Plate III.—Portion of Long Sampler by A. S.
Dated 1648.
Author’s Collection.
Owing to its great length this Sampler is not shown in its entirety. A portion of the upper part, which consists of various unconnected designs, and figures of birds, beetles, flies, and crayfish, has been omitted. In the portion illustrated is a man with a staff followed by a stag bearing a leaf in its mouth, a unicorn and lion, and the initials “A.S.,” with date 1648. The bands of ornaments which follow are in several instances those which find a place nearly two centuries later as the borders of Samplers still. The lower portion is interesting for the changes which are rung upon the oak leaf and acorn. The silks of which it is made are in three colours only—blue, pink, and a yellowish green—which are worked upon a coarsish linen. Size, 34¾ × 8½. It is in the author’s collection. A somewhat similar Sampler, dated 1666, is in the Victoria and Albert Museum.

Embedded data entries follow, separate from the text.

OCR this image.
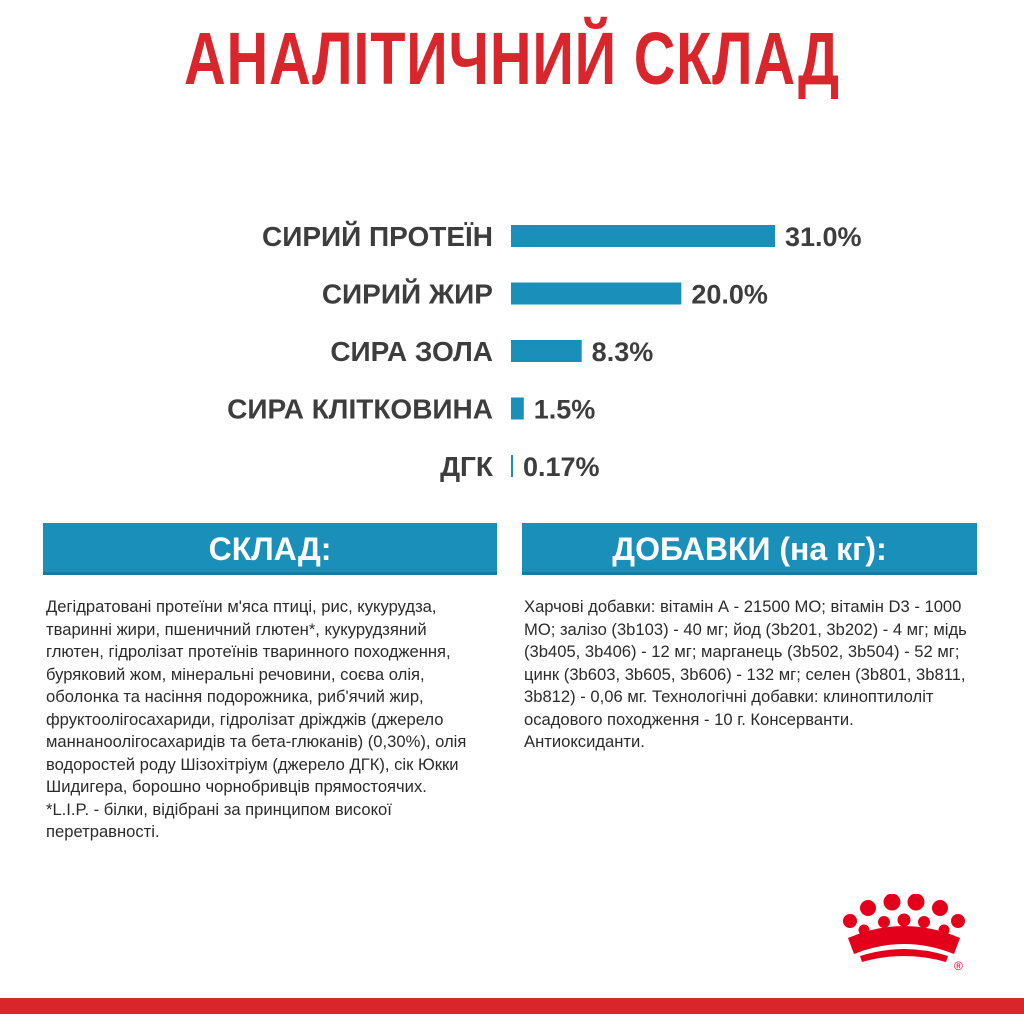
АНАЛІТИЧНИЙ СКЛАД
СИРИЙ ПРОТЕЇН	31.0%
СИРИЙ ЖИР	20.0%
СИРА ЗОЛА	8.3%
СИРА КЛІТКОВИНА 1.5%
ДГК 0.17%
СКЛАД:
Дегідратовані протеїни м'яса птиці, рис, кукурудза, тваринні жири, пшеничний глютен*, кукурудзяний глютен, гідролізат протеїнів тваринного походження, буряковий жом, мінеральні речовини, соєва олія, оболонка та насіння подорожника, риб'ячий жир, фруктоолігосахариди, гідролізат дріжджів (джерело маннаноолігосахаридів та бета-глюканів) (0,30%), олія водоростей роду Шізохітріум (джерело ДГК), сік Юкки Шидигера, борошно чорнобривців прямостоячих. *L.I.P. - білки, відібрані за принципом високої перетравності.
ДОБАВКИ (на кг):
Харчові добавки: вітамін А - 21500 МО; вітамін D3 - 1000 МО; залізо (3b103) - 40 мг; йод (3b201, 3b202) - 4 мг; мідь (3b405, 3b406) - 12 мг; марганець (3b502, 3b504) - 52 мг; цинк (3b603, 3b605, 3b606) - 132 мг; селен (3b801, 3b811, 3b812) - 0,06 мг. Технологічні добавки: клиноптилоліт осадового походження - 10 г. Консерванти. Антиоксиданти.
®
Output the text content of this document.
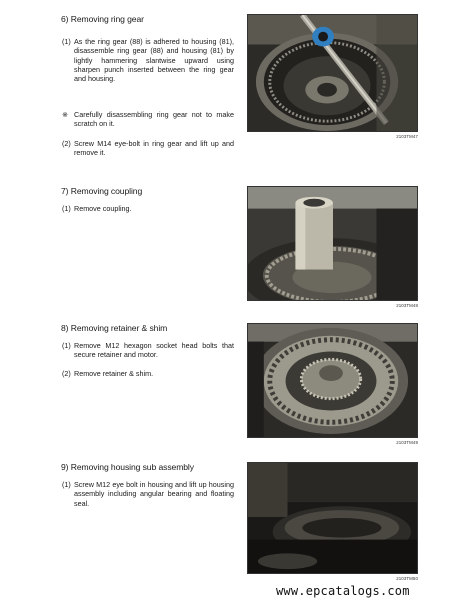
6) Removing ring gear
(1) As the ring gear (88) is adhered to housing (81), disassemble ring gear (88) and housing (81) by lightly hammering slantwise upward using sharpen punch inserted between the ring gear and housing.
※ Carefully disassembling ring gear not to make scratch on it.
(2) Screw M14 eye-bolt in ring gear and lift up and remove it.
2103TM47
7) Removing coupling
(1) Remove coupling.
2103TM48
8) Removing retainer & shim
(1) Remove M12 hexagon socket head bolts that secure retainer and motor.
(2) Remove retainer & shim.
2103TM49
9) Removing housing sub assembly
(1) Screw M12 eye bolt in housing and lift up housing assembly including angular bearing and floating seal.
2103TM50
www.epcatalogs.com
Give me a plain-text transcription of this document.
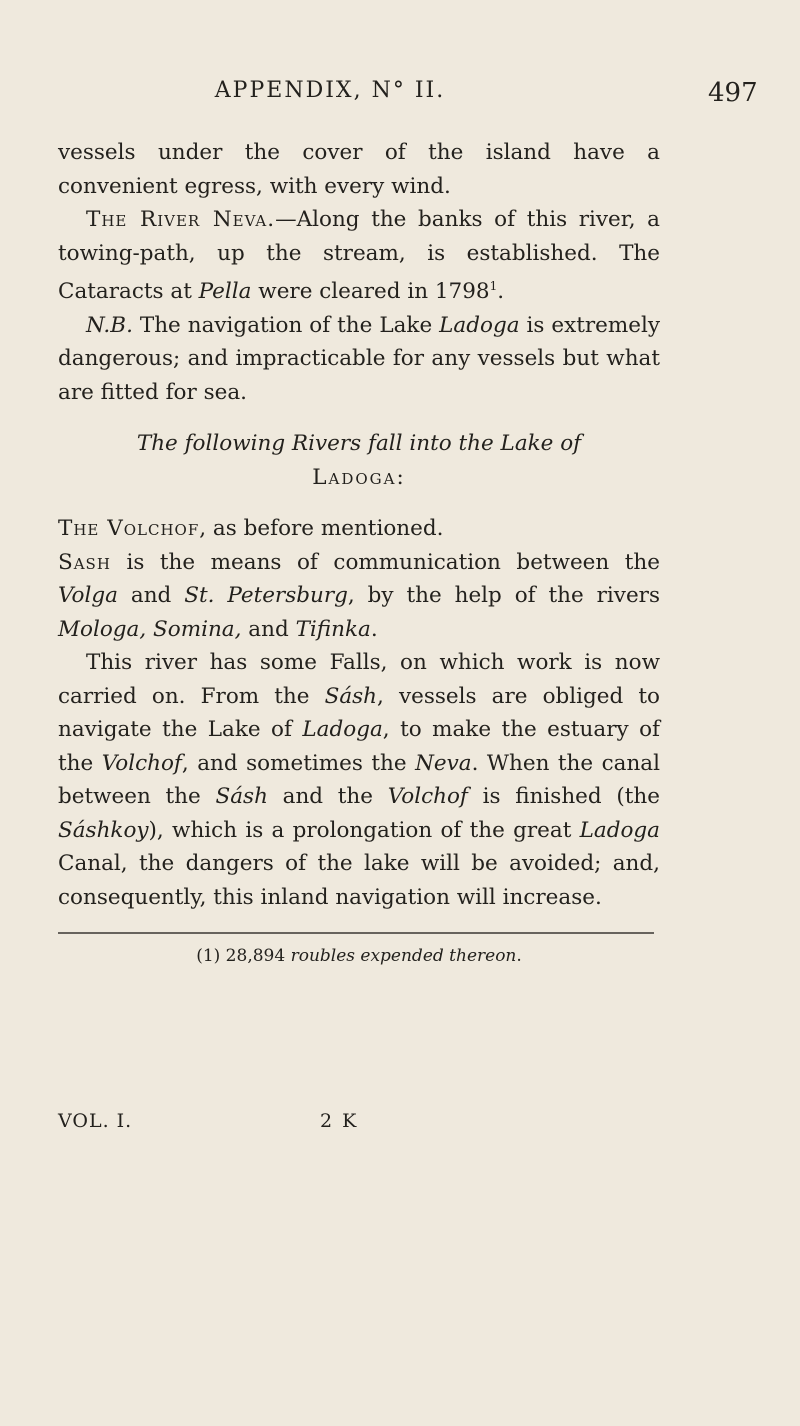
APPENDIX, N° II.	497

vessels under the cover of the island have a convenient egress, with every wind.

The River Neva.—Along the banks of this river, a towing-path, up the stream, is established. The Cataracts at Pella were cleared in 1798$^1$.

N.B. The navigation of the Lake Ladoga is extremely dangerous; and impracticable for any vessels but what are fitted for sea.

The following Rivers fall into the Lake of
Ladoga:

The Volchof, as before mentioned.

Sash is the means of communication between the Volga and St. Petersburg, by the help of the rivers Mologa, Somina, and Tifinka.

This river has some Falls, on which work is now carried on. From the Sásh, vessels are obliged to navigate the Lake of Ladoga, to make the estuary of the Volchof, and sometimes the Neva. When the canal between the Sásh and the Volchof is finished (the Sáshkoy), which is a prolongation of the great Ladoga Canal, the dangers of the lake will be avoided; and, consequently, this inland navigation will increase.

(1) 28,894 roubles expended thereon.
VOL. I.	2 K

The earliest samplers present but little of the regularity of design which marks the dated ones. They were made for use and not for ornament, a combination which was probably always aimed at in those where regularity and order marked the whole. They would resemble that illustrated in [Plate II.], which bears evidence that it was nothing more or less than an example, whence a variety of patterns could be worked, for in almost every instance the design is shown in both an early and complete condition. It is somewhat difficult to assign a date to it, but the employment of silver and gold wirework to a greater or lesser extent in almost every part,[2] the coarse canvas upon which it is worked, and the colours, point to its being of the Elizabethan or early Jacobean period, the linked S’s in [Fig. 5] perhaps denoting the Stuart period. One of the two specimens of 1648 ([Plate III.]) continues in its upper portion this dropping of the decoration in a haphazard way on the canvas, although the greater part of it is strictly confined to rows of regular form. At first sight [Fig. 4] should for the same reason be assigned to an earlier date than 1648, for the greater, and not the lesser, portion of it is embroidered without any apparent design. But more careful consideration discloses the fact that the sampler was evidently begun at the top with thorough regularity, and it was only at a later stage that the worker probably tired, and decided to amuse herself with more variety and less formality. Nor can an earlier date be assigned to [Fig. 5] on account of the irregularity and incompleteness of the lines, which have evidently been carried out no further than to show the pattern.[3]
Fig. 5.—Portion of Sampler. 17th Century.